Thursday, April 18, 2013

Will Google Hang Up on Voice?


Millions of Android users began salivating late Monday when a Google Voice update surfaced. What could it be? The long-sought MMS feature that power users have craved since Mountain View purchased Grand Central in 2007? An update to the pre-historic user interface? International texting? Maybe it would be a way to integrate Google Voice into the main Android messaging client, a feature currently only offered on Sprint’s devices. None of the above.
Like many updates before, the changelog was a downer, described simply as “Improved the reliability of SMS delivery.”
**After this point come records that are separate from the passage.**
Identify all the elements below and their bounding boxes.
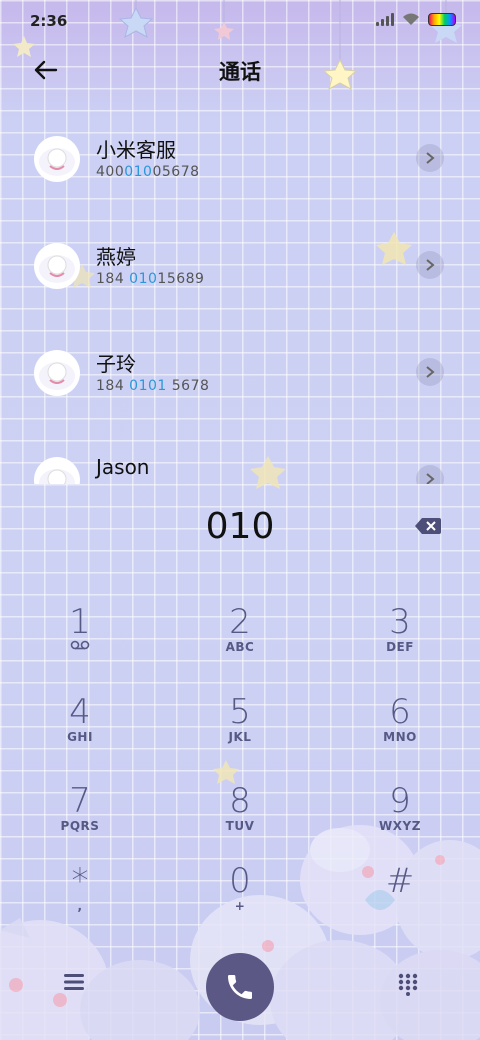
contact-name: 燕婷	[96, 245, 136, 269]
key-hash[interactable]: #	[340, 863, 460, 943]
battery-icon	[428, 12, 456, 26]
chevron-right-icon	[426, 366, 435, 378]
key-7[interactable]: 7 PQRS	[20, 783, 140, 863]
dialpad-icon	[398, 973, 418, 996]
chevron-right-icon	[426, 259, 435, 271]
contact-details-button[interactable]	[416, 251, 444, 279]
wifi-icon	[403, 13, 419, 25]
dialed-number[interactable]: 010	[0, 506, 480, 547]
avatar	[34, 350, 80, 396]
contact-row[interactable]: Jason	[0, 441, 480, 484]
contact-details-button[interactable]	[416, 144, 444, 172]
avatar	[34, 243, 80, 289]
key-9[interactable]: 9 WXYZ	[340, 783, 460, 863]
contact-row[interactable]: 小米客服 40001005678	[0, 120, 480, 227]
avatar	[34, 136, 80, 182]
contact-number: 40001005678	[96, 164, 200, 180]
contact-name: 子玲	[96, 352, 136, 376]
page-title: 通话	[219, 60, 261, 84]
status-bar: 2:36	[0, 0, 480, 40]
contact-details-button[interactable]	[416, 465, 444, 484]
menu-button[interactable]	[62, 972, 86, 992]
backspace-button[interactable]	[414, 516, 442, 536]
contact-details-button[interactable]	[416, 358, 444, 386]
call-button[interactable]	[206, 953, 274, 1021]
contact-row[interactable]: 子玲 184 0101 5678	[0, 334, 480, 441]
chevron-right-icon	[426, 473, 435, 484]
signal-icon	[376, 12, 394, 26]
contact-name: Jason	[96, 455, 150, 479]
match-highlight: 010	[124, 164, 153, 180]
key-2[interactable]: 2 ABC	[180, 604, 300, 684]
backspace-icon	[415, 518, 441, 534]
key-5[interactable]: 5 JKL	[180, 694, 300, 774]
contact-number: 184 01015689	[96, 271, 205, 287]
key-star[interactable]: *,	[20, 863, 140, 943]
key-0[interactable]: 0 +	[180, 863, 300, 943]
contact-suggestions: 小米客服 40001005678 燕婷 184 01015689 子玲 184 …	[0, 120, 480, 484]
dialer-screen: 2:36 通话 小米客服 40001005678 燕婷 184 01015689…	[0, 0, 480, 1040]
contact-number: 184 0101 5678	[96, 378, 210, 394]
menu-icon	[64, 974, 84, 990]
dialpad-toggle-button[interactable]	[396, 972, 420, 996]
status-time: 2:36	[30, 12, 68, 30]
key-4[interactable]: 4 GHI	[20, 694, 140, 774]
phone-icon	[228, 975, 252, 999]
contact-name: 小米客服	[96, 138, 176, 162]
key-8[interactable]: 8 TUV	[180, 783, 300, 863]
contact-row[interactable]: 燕婷 184 01015689	[0, 227, 480, 334]
key-1[interactable]: 1	[20, 604, 140, 684]
match-highlight: 010	[129, 271, 158, 287]
key-6[interactable]: 6 MNO	[340, 694, 460, 774]
key-3[interactable]: 3 DEF	[340, 604, 460, 684]
match-highlight: 0101	[129, 378, 167, 394]
chevron-right-icon	[426, 152, 435, 164]
avatar	[34, 457, 80, 484]
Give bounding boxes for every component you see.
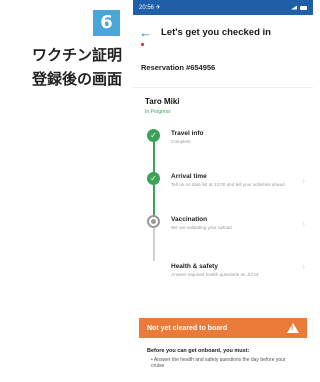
step-desc: We are validating your upload	[171, 225, 232, 230]
step-number-badge: 6	[93, 10, 120, 36]
checkin-steps: ✓ Travel info Complete ✓ Arrival time Te…	[133, 129, 313, 301]
step-health-safety[interactable]: Health & safety Answer required health q…	[133, 258, 313, 301]
check-icon: ✓	[147, 172, 160, 185]
passenger-name: Taro Miki	[145, 97, 180, 106]
step-title: Vaccination	[171, 216, 208, 223]
boarding-status-banner: Not yet cleared to board !	[139, 318, 307, 338]
reservation-number: Reservation #654956	[141, 63, 216, 72]
step-title: Health & safety	[171, 263, 218, 270]
notification-dot	[141, 43, 144, 46]
step-vaccination[interactable]: Vaccination We are validating your uploa…	[133, 215, 313, 258]
step-title: Arrival time	[171, 173, 207, 180]
passenger-status: In Progress	[145, 109, 171, 115]
step-desc: Tell us on date list at 12:00 and tell y…	[171, 182, 285, 187]
pending-icon	[147, 215, 160, 228]
chevron-right-icon: ›	[302, 264, 305, 271]
status-bar: 20:56 ✈	[133, 0, 313, 15]
signal-icon	[291, 5, 297, 10]
step-desc: Answer required health questions on Jul …	[171, 272, 260, 277]
step-title: Travel info	[171, 130, 204, 137]
annotation-line-2: 登録後の画面	[31, 70, 122, 88]
status-time: 20:56 ✈	[139, 5, 161, 11]
battery-icon	[300, 5, 307, 10]
step-desc: Complete	[171, 139, 191, 144]
status-icons	[291, 5, 307, 10]
step-travel-info[interactable]: ✓ Travel info Complete	[133, 129, 313, 172]
step-arrival-time[interactable]: ✓ Arrival time Tell us on date list at 1…	[133, 172, 313, 215]
page-title: Let's get you checked in	[161, 26, 271, 38]
warning-icon: !	[287, 323, 299, 333]
instruction-item: • Answer the health and safety questions…	[151, 357, 286, 369]
chevron-right-icon: ›	[302, 178, 305, 185]
check-icon: ✓	[147, 129, 160, 142]
phone-screen: 20:56 ✈ ← Let's get you checked in Reser…	[133, 0, 313, 382]
banner-text: Not yet cleared to board	[147, 324, 228, 332]
top-bar: ← Let's get you checked in	[133, 15, 313, 49]
instructions-heading: Before you can get onboard, you must:	[147, 348, 250, 354]
back-arrow-icon[interactable]: ←	[139, 25, 155, 40]
chevron-right-icon: ›	[302, 221, 305, 228]
annotation-line-1: ワクチン証明	[31, 46, 122, 64]
annotation-panel: 6 ワクチン証明 登録後の画面	[0, 0, 130, 382]
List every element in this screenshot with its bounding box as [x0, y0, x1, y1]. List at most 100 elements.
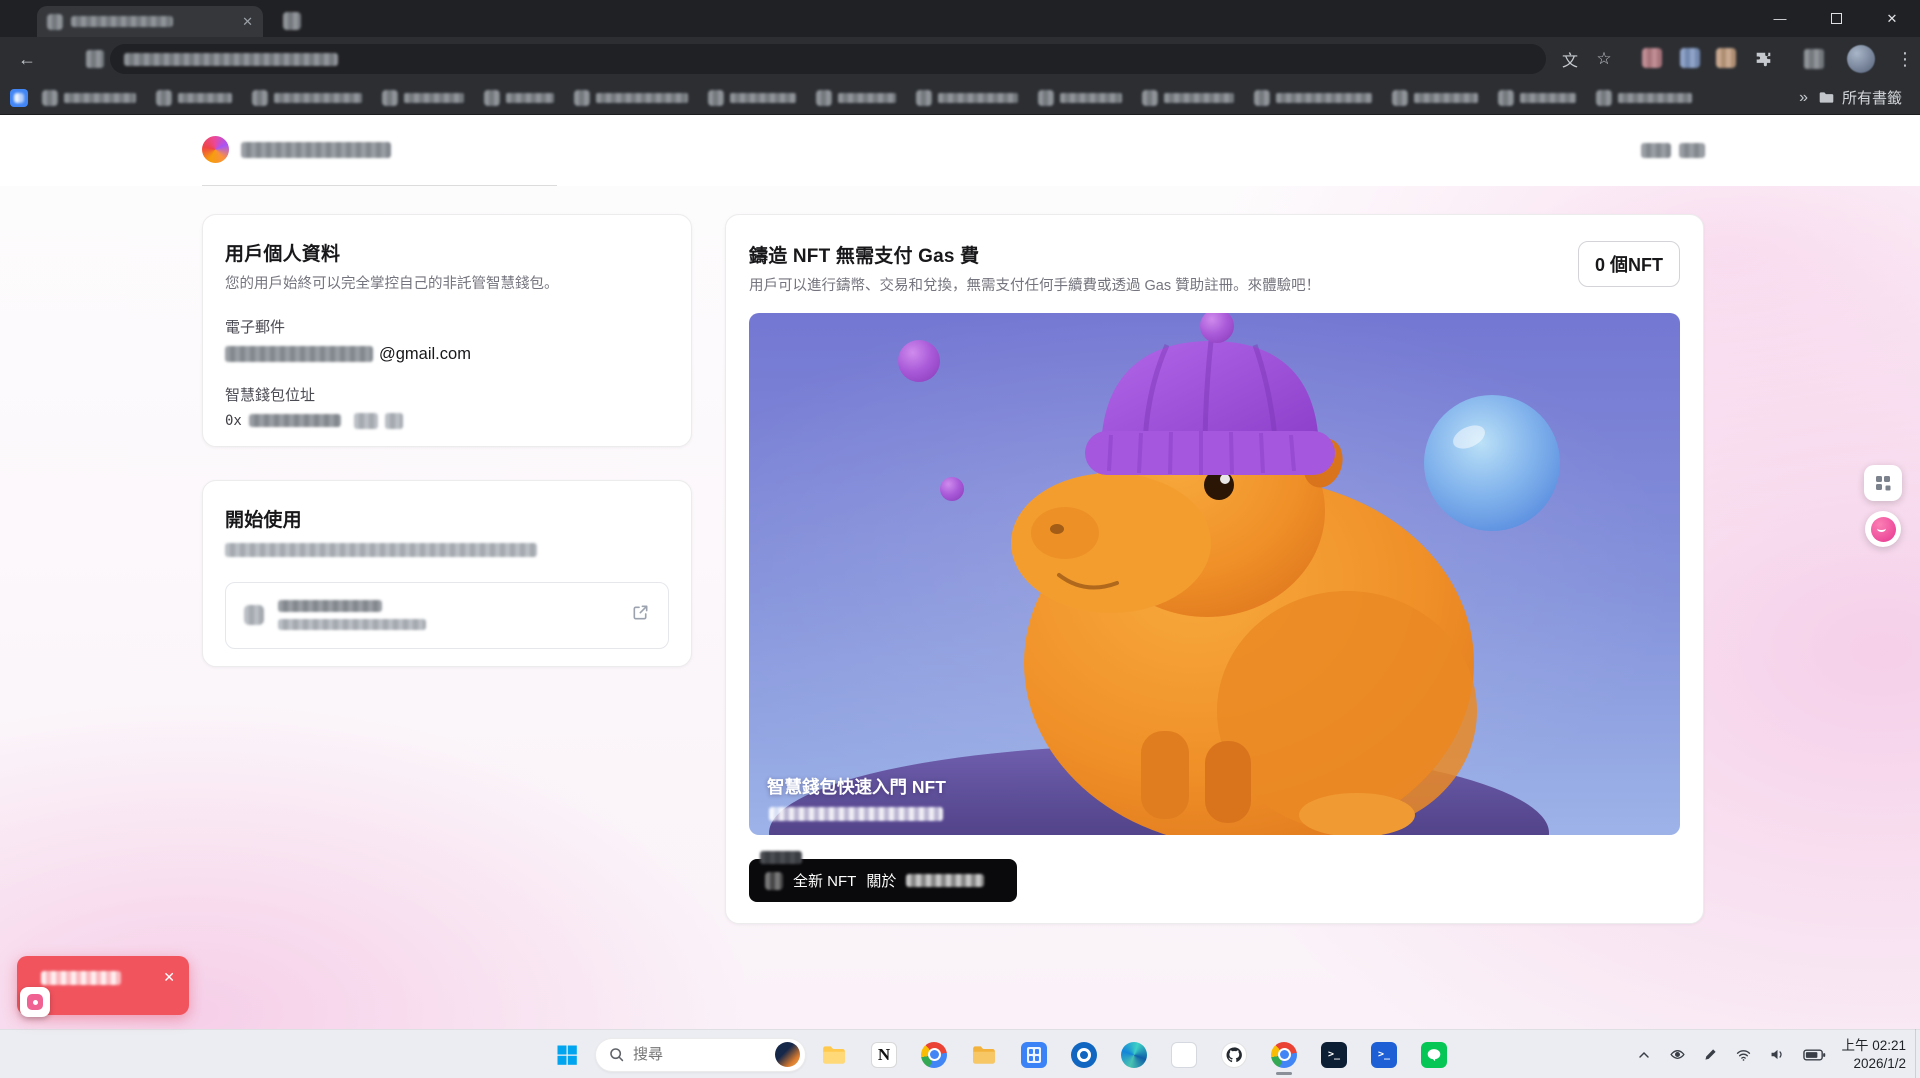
- puzzle-glyph: [1755, 51, 1772, 68]
- terminal-icon[interactable]: >_: [1312, 1033, 1356, 1077]
- outlook-icon[interactable]: [1062, 1033, 1106, 1077]
- chrome-active-icon[interactable]: [1262, 1033, 1306, 1077]
- profile-card: 用戶個人資料 您的用戶始終可以完全掌控自己的非託管智慧錢包。 電子郵件 @gma…: [202, 214, 692, 447]
- windows-logo-icon: [555, 1043, 579, 1067]
- line-icon[interactable]: [1412, 1033, 1456, 1077]
- site-header: [0, 115, 1920, 186]
- minimize-button[interactable]: —: [1752, 0, 1808, 37]
- bookmark-item[interactable]: [252, 90, 362, 106]
- bookmark-item[interactable]: [708, 90, 796, 106]
- bookmark-item[interactable]: [1498, 90, 1576, 106]
- tray-eye-icon[interactable]: [1667, 1044, 1688, 1065]
- maximize-button[interactable]: [1808, 0, 1864, 37]
- back-button[interactable]: ←: [14, 46, 40, 72]
- taskbar-search[interactable]: [595, 1038, 806, 1072]
- getting-started-title: 開始使用: [225, 505, 669, 532]
- floating-grid-widget[interactable]: [1864, 465, 1902, 501]
- tab-title-redacted: [71, 16, 173, 27]
- bookmark-item[interactable]: [816, 90, 896, 106]
- page-content: 用戶個人資料 您的用戶始終可以完全掌控自己的非託管智慧錢包。 電子郵件 @gma…: [0, 186, 1920, 1029]
- browser-menu-icon[interactable]: ⋮: [1892, 46, 1918, 72]
- all-bookmarks-button[interactable]: 所有書籤: [1818, 87, 1902, 108]
- browser-titlebar: ✕ — ✕: [0, 0, 1920, 37]
- tab-close-icon[interactable]: ✕: [242, 15, 253, 28]
- extension-icon-4[interactable]: [1804, 49, 1824, 69]
- wallet-address: 0x: [225, 413, 669, 429]
- nft-image-caption: 智慧錢包快速入門 NFT: [767, 774, 946, 799]
- bookmark-item[interactable]: [1038, 90, 1122, 106]
- browser-tab[interactable]: ✕: [37, 6, 263, 37]
- link-icon-redacted: [244, 605, 264, 625]
- wallet-address-redacted: [249, 414, 341, 427]
- bookmark-item[interactable]: [1142, 90, 1234, 106]
- extension-icon-2[interactable]: [1680, 48, 1700, 68]
- capybara-illustration: [749, 313, 1680, 835]
- extension-icon-1[interactable]: [1642, 48, 1662, 68]
- profile-avatar[interactable]: [1847, 45, 1875, 73]
- bookmark-item[interactable]: [484, 90, 554, 106]
- bookmark-item[interactable]: [42, 90, 136, 106]
- chrome-icon[interactable]: [912, 1033, 956, 1077]
- pinned-favicon[interactable]: [10, 89, 28, 107]
- secondary-tab[interactable]: [283, 12, 301, 30]
- wallet-prefix: 0x: [225, 413, 242, 429]
- mint-nft-button[interactable]: 全新 NFT 關於: [749, 859, 1017, 902]
- network-icon[interactable]: [1733, 1044, 1754, 1065]
- clock-time: 上午 02:21: [1841, 1037, 1906, 1055]
- folder-icon[interactable]: [962, 1033, 1006, 1077]
- bookmarks-overflow-icon[interactable]: »: [1799, 89, 1808, 107]
- search-daily-image[interactable]: [775, 1042, 800, 1067]
- toast-message-redacted: [41, 971, 121, 985]
- bookmark-star-icon[interactable]: ☆: [1591, 46, 1617, 72]
- translate-icon[interactable]: 文: [1557, 46, 1583, 72]
- email-domain: @gmail.com: [379, 345, 471, 364]
- volume-icon[interactable]: [1767, 1044, 1788, 1065]
- reload-button-redacted[interactable]: [86, 50, 104, 68]
- nft-card-title: 鑄造 NFT 無需支付 Gas 費: [749, 241, 1320, 268]
- start-button[interactable]: [545, 1033, 589, 1077]
- bookmark-item[interactable]: [382, 90, 464, 106]
- nft-card-subtitle: 用戶可以進行鑄幣、交易和兌換，無需支付任何手續費或透過 Gas 贊助註冊。來體驗…: [749, 276, 1320, 298]
- mint-button-label-2: 關於: [866, 870, 896, 891]
- bookmark-item[interactable]: [1254, 90, 1372, 106]
- address-bar[interactable]: [110, 44, 1546, 74]
- tab-favicon: [47, 14, 63, 30]
- file-explorer-icon[interactable]: [812, 1033, 856, 1077]
- bookmark-item[interactable]: [1596, 90, 1692, 106]
- taskbar-clock[interactable]: 上午 02:21 2026/1/2: [1841, 1037, 1906, 1072]
- mint-button-icon-redacted: [765, 872, 783, 890]
- floating-translate-widget[interactable]: [1865, 511, 1901, 547]
- pink-widget-icon: [1871, 517, 1896, 542]
- bookmark-item[interactable]: [1392, 90, 1478, 106]
- wallet-action-button[interactable]: [385, 413, 403, 429]
- github-icon[interactable]: [1212, 1033, 1256, 1077]
- folder-glyph: [821, 1042, 847, 1068]
- search-input[interactable]: [633, 1046, 767, 1063]
- toast-app-chip[interactable]: [20, 987, 50, 1017]
- tray-pen-icon[interactable]: [1701, 1045, 1720, 1064]
- toast-close-icon[interactable]: ✕: [161, 968, 177, 986]
- bookmark-item[interactable]: [916, 90, 1018, 106]
- bookmark-item[interactable]: [156, 90, 232, 106]
- bookmark-item[interactable]: [574, 90, 688, 106]
- search-icon: [608, 1046, 625, 1063]
- battery-icon[interactable]: [1801, 1046, 1828, 1064]
- getting-started-link[interactable]: [225, 582, 669, 649]
- notion-icon[interactable]: N: [862, 1033, 906, 1077]
- powershell-icon[interactable]: >_: [1362, 1033, 1406, 1077]
- edge-icon[interactable]: [1112, 1033, 1156, 1077]
- copy-address-button[interactable]: [354, 413, 378, 429]
- close-button[interactable]: ✕: [1864, 0, 1920, 37]
- calculator-icon[interactable]: [1012, 1033, 1056, 1077]
- getting-started-card: 開始使用: [202, 480, 692, 667]
- hidden-icons-chevron[interactable]: [1634, 1045, 1654, 1065]
- site-brand[interactable]: [202, 136, 391, 163]
- show-desktop-button[interactable]: [1915, 1029, 1920, 1078]
- header-user-menu[interactable]: [1641, 143, 1705, 158]
- clock-date: 2026/1/2: [1841, 1055, 1906, 1073]
- extension-icon-3[interactable]: [1716, 48, 1736, 68]
- folder-icon: [1818, 89, 1835, 106]
- notepad-icon[interactable]: [1162, 1033, 1206, 1077]
- nft-card: 鑄造 NFT 無需支付 Gas 費 用戶可以進行鑄幣、交易和兌換，無需支付任何手…: [725, 214, 1704, 924]
- extensions-puzzle-icon[interactable]: [1750, 46, 1776, 72]
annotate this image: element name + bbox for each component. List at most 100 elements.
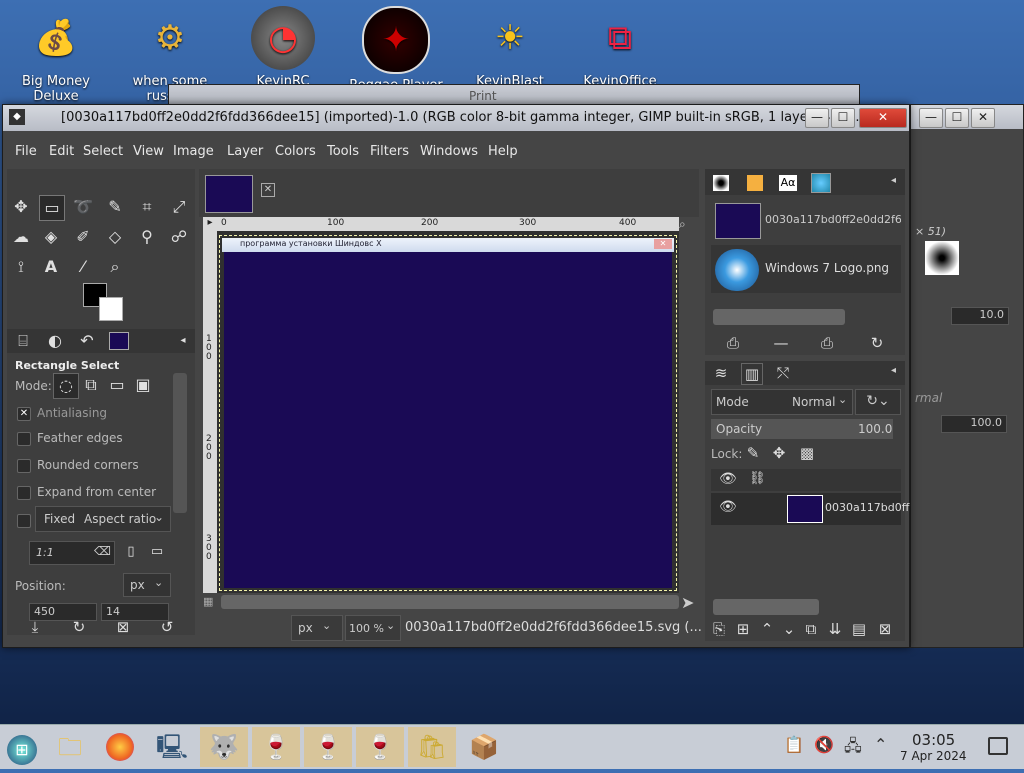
lock-position-icon[interactable]: ✥ <box>769 443 789 463</box>
image-list-item[interactable]: 0030a117bd0ff2e0dd2f6fde <box>711 199 901 241</box>
delete-options-icon[interactable]: ⊠ <box>113 617 133 637</box>
wine-app-button-1[interactable]: 🍷 <box>252 727 300 767</box>
new-layer-icon[interactable]: ⎘ <box>709 619 729 639</box>
layer-mask-icon[interactable]: ▤ <box>849 619 869 639</box>
bg-close-button[interactable]: ✕ <box>971 108 995 128</box>
mode-replace-icon[interactable]: ◌ <box>53 373 79 399</box>
smudge-tool-icon[interactable]: ☍ <box>167 225 191 249</box>
mode-add-icon[interactable]: ⧉ <box>79 373 103 397</box>
portrait-icon[interactable]: ▯ <box>119 540 143 564</box>
landscape-icon[interactable]: ▭ <box>145 540 169 564</box>
layer-mode-dropdown[interactable]: Mode Normal ⌄ <box>711 389 853 415</box>
background-color-swatch[interactable] <box>99 297 123 321</box>
firefox-button[interactable] <box>96 727 144 767</box>
menu-tools[interactable]: Tools <box>327 144 359 159</box>
mode-subtract-icon[interactable]: ▭ <box>105 373 129 397</box>
network-icon[interactable]: 🖧 <box>844 735 862 762</box>
tab-menu-icon[interactable]: ◂ <box>171 329 195 353</box>
save-options-icon[interactable]: ⤓ <box>25 617 45 637</box>
menu-filters[interactable]: Filters <box>370 144 409 159</box>
position-unit-dropdown[interactable]: px ⌄ <box>123 573 171 597</box>
duplicate-layer-icon[interactable]: ⧉ <box>801 619 821 639</box>
mode-reset-button[interactable]: ↻⌄ <box>855 389 901 415</box>
rounded-corners-checkbox[interactable] <box>17 459 31 473</box>
lock-pixels-icon[interactable]: ✎ <box>743 443 763 463</box>
bg-opacity-field[interactable]: 100.0 <box>941 415 1007 433</box>
menu-select[interactable]: Select <box>83 144 123 159</box>
background-gimp-window[interactable]: — ☐ ✕ × 51) 10.0 rmal 100.0 <box>910 104 1024 648</box>
horizontal-ruler[interactable]: 0 100 200 300 400 <box>217 217 679 231</box>
zoom-tool-icon[interactable]: ⌕ <box>103 255 127 279</box>
feather-edges-checkbox[interactable] <box>17 432 31 446</box>
canvas-area[interactable]: программа установки Шиндовс X ✕ <box>217 231 679 593</box>
paintbrush-tool-icon[interactable]: ✐ <box>71 225 95 249</box>
close-tab-icon[interactable]: ✕ <box>261 183 275 197</box>
lower-layer-icon[interactable]: ⌄ <box>779 619 799 639</box>
dock-menu-icon[interactable]: ◂ <box>891 365 896 376</box>
control-panel-button[interactable]: 🖳 <box>148 727 196 767</box>
menu-view[interactable]: View <box>133 144 164 159</box>
brush-tab-icon[interactable] <box>713 175 729 191</box>
package-button[interactable]: 📦 <box>460 727 508 767</box>
ruler-corner[interactable]: ▸ <box>203 217 217 231</box>
maximize-button[interactable]: ☐ <box>831 108 855 128</box>
gimp-taskbar-button[interactable]: 🐺 <box>200 727 248 767</box>
fixed-dropdown[interactable]: Fixed Aspect ratio ⌄ <box>35 506 171 532</box>
layer-row[interactable]: 👁 0030a117bd0ff <box>711 493 909 525</box>
layers-scrollbar[interactable] <box>713 599 819 615</box>
zoom-to-fit-icon[interactable]: ⌕ <box>679 217 695 231</box>
text-tool-icon[interactable]: A <box>39 255 63 279</box>
dock-menu-icon[interactable]: ◂ <box>891 175 896 186</box>
image-canvas[interactable]: программа установки Шиндовс X ✕ <box>219 235 677 591</box>
anchor-layer-icon[interactable]: ⇊ <box>825 619 845 639</box>
gimp-window[interactable]: ◆ [0030a117bd0ff2e0dd2f6fdd366dee15] (im… <box>2 104 910 648</box>
mute-icon[interactable]: 🔇 <box>814 735 834 754</box>
channels-tab-icon[interactable]: ▥ <box>741 363 763 385</box>
desktop-icon-big-money[interactable]: 💰 Big Money Deluxe <box>6 6 106 104</box>
desktop-icon-kevinblast[interactable]: ☀ KevinBlast <box>460 6 560 89</box>
warp-tool-icon[interactable]: ☁ <box>9 225 33 249</box>
move-tool-icon[interactable]: ✥ <box>9 195 33 219</box>
shopping-bag-button[interactable]: 🛍 <box>408 727 456 767</box>
print-icon[interactable]: ⎙ <box>817 333 837 353</box>
close-button[interactable]: ✕ <box>859 108 907 128</box>
color-picker-tool-icon[interactable]: ⁄ <box>71 255 95 279</box>
eraser-tool-icon[interactable]: ◇ <box>103 225 127 249</box>
lasso-tool-icon[interactable]: ➰ <box>71 195 95 219</box>
bg-maximize-button[interactable]: ☐ <box>945 108 969 128</box>
clock-date[interactable]: 7 Apr 2024 <box>900 749 967 763</box>
tool-options-scrollbar[interactable] <box>173 373 187 513</box>
expand-from-center-checkbox[interactable] <box>17 486 31 500</box>
paths-tool-icon[interactable]: ⟟ <box>9 255 33 279</box>
vertical-ruler[interactable]: 1 0 0 2 0 0 3 0 0 <box>203 231 217 593</box>
device-status-tab-icon[interactable]: ◐ <box>43 329 67 353</box>
clone-tool-icon[interactable]: ⚲ <box>135 225 159 249</box>
menu-edit[interactable]: Edit <box>49 144 74 159</box>
image-tab-thumbnail[interactable] <box>205 175 253 213</box>
rect-select-tool-icon[interactable]: ▭ <box>39 195 65 221</box>
delete-layer-icon[interactable]: ⊠ <box>875 619 895 639</box>
transform-tool-icon[interactable]: ⤢ <box>167 195 191 219</box>
image-list-item[interactable]: Windows 7 Logo.png <box>711 245 901 293</box>
refresh-icon[interactable]: ↻ <box>867 333 887 353</box>
ratio-field[interactable]: 1:1 ⌫ <box>29 541 115 565</box>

At least Google is paying some attention to its long-neglected internet phone service. It needs to; Google Voice is being overtaken almost daily by Android and iOS chat applications that offer nearly all the features Google Voice lacks. But whether Google Voice will continue, or remain a standalone app as we know it, is uncertain. Google pulled the plug on its popular Reader RSS reading service last month, so anything is possible.
For its 3.5 million daily users Google Voice is a Big Deal. Many have literally become associated with their 10-digit Google Voice numbers and addicted to the service’s once cutting-edge features.
Those cutting-edge features aren’t so novel now. The ability to talk and text from the same phone number on multiple devices seems so yesterday. Even Verizon offers computer and tablet texting, in both the SMS and MMS flavors.
That leaves Google Voice users in a love-hate relationship, always wondering when they should jump ship and call off the love affair — all of which is clearly evident on Google Groups messaging boards: “MMS…. MMMS….MMS….Come on already!” posted one frustrated Google Voice fan.
Or, consider this Tuesday posting:
I wish Google would stop teasing us with Voice and just shut it down (instead of Reader which actually works). Google Voice has been problematic ever since their stupid push to shove Plus and Hangouts down our throats. I can’t get Voice to interact with Google Talk so I can use my PC and headphones to make and receive calls. They just haven’t worked in years, and it requires a LOT of effort to get any kind of functionality. And now that I’ve got a new Windows 8 computer, I can’t get the extension to call me whatsoever. I’m really starting to despise everything Google does. Do us a favor Google, and just END Chat, Talk, and Voice, and then go try to stand on your own with the stupid Plus and Hangouts which are obviously your beloved love child. Reader was awesome, PLUS SUCKS!
What we do know about Google Voice is that, in 2011, Mountain View integrated the entire operations into its real-time communications team. Headed by Vic Gundotra, that’s where the company houses its social-networking site Google+, Hangouts, Chat, and Talk.
These services all contain often-competing and disjointed messaging platforms that are likely to merge soon under a new product with a nickname of Babel. If and how Google Voice gets baked into that cake mix is unclear. Google refuses to even acknowledge Babel despite code of its existence popping up in a myriad Google products.
“As a company, we’re very invested in real-time communications,” spokeswoman Iska Hain said in a recent interview. “Google Voice is obviously a prominent part of our communications team. We don’t have anything to announce now. We’re always looking for ways to innovate and provide the best experience.”
Regarding Google Voice, Hain added: “We’re not going to leave those users high and dry. We have to think about how to make it better.”
It’s been more than five years since Google acquired Grand Central to create Google Voice,  and yet the service hasn’t really gotten much better.
The last time the Google Voice blog was updated was days before Christmas, when the service offered free calling from Santa Claus — a magnetic pole away from what the service’s users were really craving. The most recent substantial announcement on the blog was in March 2012, when voicemail integration was declared for the Ice Cream Sandwich version of Android.
Users aren’t giving up hope. Consider an Android Police teardown of the updated Google Voice application. It reveals what the Android fanboy blog describes as “an eyebrow-raising tidbit.” Android Police’s Ron Amadeodiscovered that the Google Voice app’s new innards allow for the importation of Google Voice settings into other apps, meaning the service is ripe to be incorporated into another service such as Babel.
Many expect “Babel” — or whatever it’s going to be called — to be announced at Google’s I/O conference next month.
When pressed, Google’s Hain kept mum:
“We don’t have anything specific to share right now for future products in this space.”